Perfect days (2023) di Wim Wenders

Di Michela Califano

Komorebi è un termine Giapponese che significa ‘’ luce del giorno che filtra attraverso le foglie degli alberi ’’, il termine rappresenta un intenso sentimento di quiete dal clamore della vita quotidiana, esattamente quello che ci viene catturato in fotogrammi all’interno dell’ultima pellicola del maestro Wim Wenders, un film meditativo che merita di essere vissuto e visto all’interno delle sale Cinematografiche.

Presentato in concorso alla settantaseiesima edizione del Festival di Cannes, Perfect Days narra parte della vita quotidiana di Hirayama e del suo modesto lavoro come “toilettatore”  dei bagni pubblici di Tokyo. Il maestro Wim Wenders, sin dai primi fotogrammi e con accanto il direttore della fotografia Franz Lustig, non è mai eclatante ma perfettamente minimalista nel mettere in luce la semplice canonicità di una routine lavorativa sino al suo fine di giornata e così via per tutta la settimana. Il dettaglio minuto che fa l’eccezione da questa cadenzale ripetitività non è tanto cosa ci viene mostrato ma come: dalla sveglia naturale data dal rumore di una scopa che si infrange sull’asfalto, al sistemare il futon allo stesso posto come ogni mattina, dall’innaffiare le piccole piante sino all’indossare la divisa lavorativa di un blu intenso ed infine uscire fuori casa prima dell’alba con in tasca un cellulare, l’indimenticabile macchinetta analogica nera e qualche spicciolo per un caffè preso ogni mattina al distributore automatico sotto casa. Tutto il Film, come appena citato, è un eterno ripetersi di azioni in cui Hirayama, esattamente in quel come, riesce a trovare il bello in un eterno tempo che a tratti sfiora il limite della monotonia ma questo è per lui un’ avventura e sta tutto  a come decidi di vederla e viverla partendo anche da un semplice gesto banale, come quello di alzare gli occhi al cielo al chiudersi della porta di casa, fare un gran respiro e sorridere nonostante tutto prima dell’avvio della giornata.
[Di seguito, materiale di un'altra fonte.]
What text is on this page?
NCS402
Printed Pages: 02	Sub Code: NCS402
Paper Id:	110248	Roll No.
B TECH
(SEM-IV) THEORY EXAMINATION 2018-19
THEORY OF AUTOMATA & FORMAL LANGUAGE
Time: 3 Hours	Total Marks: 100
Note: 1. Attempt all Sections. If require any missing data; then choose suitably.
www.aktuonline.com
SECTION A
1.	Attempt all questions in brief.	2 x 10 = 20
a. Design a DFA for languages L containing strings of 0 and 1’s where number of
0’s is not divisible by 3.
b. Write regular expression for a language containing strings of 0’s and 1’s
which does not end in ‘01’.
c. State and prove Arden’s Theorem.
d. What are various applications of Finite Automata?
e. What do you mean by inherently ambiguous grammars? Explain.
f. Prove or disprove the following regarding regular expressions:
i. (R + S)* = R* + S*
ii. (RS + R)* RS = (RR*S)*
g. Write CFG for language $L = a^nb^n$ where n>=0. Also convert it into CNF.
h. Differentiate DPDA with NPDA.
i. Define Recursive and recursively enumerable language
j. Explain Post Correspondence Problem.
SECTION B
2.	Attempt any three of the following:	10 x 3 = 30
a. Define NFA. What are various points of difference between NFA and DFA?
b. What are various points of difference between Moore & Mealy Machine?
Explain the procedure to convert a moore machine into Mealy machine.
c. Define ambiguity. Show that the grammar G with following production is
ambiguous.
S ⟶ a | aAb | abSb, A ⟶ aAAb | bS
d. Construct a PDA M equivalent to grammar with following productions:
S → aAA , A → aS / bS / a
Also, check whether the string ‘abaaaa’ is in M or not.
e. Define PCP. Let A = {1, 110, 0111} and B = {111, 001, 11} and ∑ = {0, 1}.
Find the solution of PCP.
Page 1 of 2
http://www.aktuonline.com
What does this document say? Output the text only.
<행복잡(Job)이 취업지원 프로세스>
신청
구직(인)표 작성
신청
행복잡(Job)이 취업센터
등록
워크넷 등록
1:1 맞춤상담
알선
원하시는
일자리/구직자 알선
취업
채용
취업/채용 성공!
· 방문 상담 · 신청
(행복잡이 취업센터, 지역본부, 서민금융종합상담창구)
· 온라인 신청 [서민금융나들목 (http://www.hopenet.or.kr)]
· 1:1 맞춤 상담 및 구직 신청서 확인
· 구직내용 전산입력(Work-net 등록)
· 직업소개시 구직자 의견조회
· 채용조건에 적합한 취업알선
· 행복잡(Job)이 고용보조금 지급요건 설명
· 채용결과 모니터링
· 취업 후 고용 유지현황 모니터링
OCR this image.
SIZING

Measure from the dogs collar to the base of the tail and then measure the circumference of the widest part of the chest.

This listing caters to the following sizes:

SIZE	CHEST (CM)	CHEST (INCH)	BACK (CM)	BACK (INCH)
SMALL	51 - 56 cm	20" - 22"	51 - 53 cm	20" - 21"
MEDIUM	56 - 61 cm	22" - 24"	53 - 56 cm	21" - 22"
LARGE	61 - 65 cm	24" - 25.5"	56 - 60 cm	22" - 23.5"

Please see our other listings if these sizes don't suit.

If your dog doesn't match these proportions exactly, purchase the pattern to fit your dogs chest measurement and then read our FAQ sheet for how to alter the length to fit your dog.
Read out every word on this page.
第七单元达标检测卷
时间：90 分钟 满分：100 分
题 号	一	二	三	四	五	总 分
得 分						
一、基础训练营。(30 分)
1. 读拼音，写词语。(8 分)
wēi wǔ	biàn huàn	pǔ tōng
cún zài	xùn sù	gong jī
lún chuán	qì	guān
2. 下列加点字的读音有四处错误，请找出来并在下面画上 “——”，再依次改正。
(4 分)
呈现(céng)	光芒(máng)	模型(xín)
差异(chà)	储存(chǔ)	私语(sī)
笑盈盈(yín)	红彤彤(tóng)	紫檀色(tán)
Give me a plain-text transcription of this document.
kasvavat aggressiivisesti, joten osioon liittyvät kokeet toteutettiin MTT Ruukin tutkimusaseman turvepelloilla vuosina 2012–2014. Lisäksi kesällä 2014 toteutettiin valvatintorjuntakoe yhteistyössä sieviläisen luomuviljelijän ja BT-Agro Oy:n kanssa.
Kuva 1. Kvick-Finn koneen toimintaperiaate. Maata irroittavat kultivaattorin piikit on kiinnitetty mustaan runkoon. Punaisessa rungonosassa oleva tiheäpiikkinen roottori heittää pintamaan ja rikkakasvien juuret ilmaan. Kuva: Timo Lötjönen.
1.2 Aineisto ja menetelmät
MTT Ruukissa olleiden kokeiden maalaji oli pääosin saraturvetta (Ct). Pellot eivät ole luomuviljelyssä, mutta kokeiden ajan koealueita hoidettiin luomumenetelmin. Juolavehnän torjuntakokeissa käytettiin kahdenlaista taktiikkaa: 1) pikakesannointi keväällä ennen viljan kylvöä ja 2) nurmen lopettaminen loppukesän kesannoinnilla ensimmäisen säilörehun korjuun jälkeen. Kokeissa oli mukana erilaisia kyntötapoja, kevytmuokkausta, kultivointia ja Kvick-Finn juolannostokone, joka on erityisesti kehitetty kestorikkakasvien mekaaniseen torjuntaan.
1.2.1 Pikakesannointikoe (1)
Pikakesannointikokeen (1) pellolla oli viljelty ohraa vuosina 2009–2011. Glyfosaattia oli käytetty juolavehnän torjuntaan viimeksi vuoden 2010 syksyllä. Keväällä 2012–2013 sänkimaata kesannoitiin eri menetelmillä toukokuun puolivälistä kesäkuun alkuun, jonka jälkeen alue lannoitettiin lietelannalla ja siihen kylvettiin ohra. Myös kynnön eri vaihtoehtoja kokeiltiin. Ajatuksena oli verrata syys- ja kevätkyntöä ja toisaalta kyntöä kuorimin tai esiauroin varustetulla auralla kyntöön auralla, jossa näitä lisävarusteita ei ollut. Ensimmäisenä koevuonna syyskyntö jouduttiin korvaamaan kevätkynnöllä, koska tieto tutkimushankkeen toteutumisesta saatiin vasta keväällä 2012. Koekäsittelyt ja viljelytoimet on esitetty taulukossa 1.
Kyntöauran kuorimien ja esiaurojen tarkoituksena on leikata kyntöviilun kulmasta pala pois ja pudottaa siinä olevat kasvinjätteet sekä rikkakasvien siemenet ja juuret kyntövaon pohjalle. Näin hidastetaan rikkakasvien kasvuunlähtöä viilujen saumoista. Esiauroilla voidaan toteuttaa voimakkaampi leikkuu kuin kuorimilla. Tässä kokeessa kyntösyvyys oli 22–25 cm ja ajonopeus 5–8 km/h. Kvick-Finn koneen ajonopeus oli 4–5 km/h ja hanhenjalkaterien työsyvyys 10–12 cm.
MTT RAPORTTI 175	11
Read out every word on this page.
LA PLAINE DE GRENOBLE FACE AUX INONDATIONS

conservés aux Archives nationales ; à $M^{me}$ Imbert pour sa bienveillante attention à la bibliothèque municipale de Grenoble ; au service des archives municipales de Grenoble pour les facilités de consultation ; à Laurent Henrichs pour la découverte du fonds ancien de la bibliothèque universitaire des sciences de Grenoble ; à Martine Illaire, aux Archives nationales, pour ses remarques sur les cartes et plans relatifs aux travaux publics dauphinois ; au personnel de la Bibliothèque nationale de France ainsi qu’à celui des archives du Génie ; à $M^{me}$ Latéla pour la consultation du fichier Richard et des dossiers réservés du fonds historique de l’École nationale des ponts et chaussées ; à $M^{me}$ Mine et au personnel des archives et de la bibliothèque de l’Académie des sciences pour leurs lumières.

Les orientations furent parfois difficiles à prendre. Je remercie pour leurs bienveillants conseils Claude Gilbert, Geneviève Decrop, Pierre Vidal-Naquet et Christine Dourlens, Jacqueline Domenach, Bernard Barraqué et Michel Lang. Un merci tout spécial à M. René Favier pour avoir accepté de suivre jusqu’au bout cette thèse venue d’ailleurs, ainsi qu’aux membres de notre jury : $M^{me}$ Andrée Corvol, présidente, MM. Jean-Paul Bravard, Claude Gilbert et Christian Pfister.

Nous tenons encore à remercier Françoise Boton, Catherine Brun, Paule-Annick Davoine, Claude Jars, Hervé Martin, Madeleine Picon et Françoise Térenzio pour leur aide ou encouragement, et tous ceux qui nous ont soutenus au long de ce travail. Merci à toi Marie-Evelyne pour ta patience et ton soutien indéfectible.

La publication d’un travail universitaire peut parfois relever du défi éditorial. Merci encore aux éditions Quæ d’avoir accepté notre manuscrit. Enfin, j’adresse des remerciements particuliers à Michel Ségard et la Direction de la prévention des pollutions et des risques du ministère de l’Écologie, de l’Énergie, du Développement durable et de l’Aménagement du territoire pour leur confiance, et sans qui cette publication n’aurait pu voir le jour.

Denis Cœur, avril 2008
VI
La colonna sonora è la vita, l’andamento di tutto l’intero Film; essa non è eterea ma viva perché si modifica e trasla attraverso differenti videocassette musicali che lo stesso protagonista Hirayama, all’interno del suo furgone blu, cambierà durante il viaggio nella metropoli Giapponese che inizia a prendere vita e lungo il resto della pellicola: da Lou Reed ai Rolling Stones, da Otis Redding ai The Animals per poi giungere Nina Simone e tanti altri artisti ancora; tutti i brani a modo loro segnano il viaggio intimo ed indiretto del nostro protagonista, del suo tormentoso passato mai direttamente citato ma visto per stralci, sino alla sua totale accettazione di ciò che rappresenta e di ciò che l’ha portato ad essere nel suo presente.

Perfect Days rappresenta dunque il termine Komorebi e Hirayama cerca di catturarne con lo sguardo o con la macchinetta fotografica ogni singolo stralcio che possa regalare questo sentimento di quiete. Qualcuno direbbe se questa possa essere ritenuta felicità; quella di lavarsi ogni giorno ai bagni pubblici del paese e sorride di cuore, prendere la bicicletta nel giorno libero ed andare a comprare un libro da leggere durante la settimana, mangiare ogni giorno negli stessi posti ed essere travolto dagli accadimenti di giornata accanto a persone accidentali del presente o dell’ intimo passato ma tutto questo sempre con silenzioso e pacifico sorriso, anche se delle volte amaro ma pur sempre di accettazione interiore di ciò che si è perchè non è tanto felicità, quanto il saper apprezzare la vita, qualunque essa sia ed in qualunque modo ci viene regalata che rende qualsiasi azione di Hirayama un qualcosa di inspiegabilmente bello.

Perfect Days è dunque questo, il semplice vivere il quotidiano, il prendersi ed accogliere con grande sorriso ciò che si è e ciò che si ha prendendosene cura ogni giorno nonostante tutto; perché forse non si è mai davvero soli se si è con se stessi in armonia e pace, perché forse i giorni perfetti sono proprio in  quel come tu riesci a trovarne il sole ed il bello anche in un canonico ripetersi del tempo.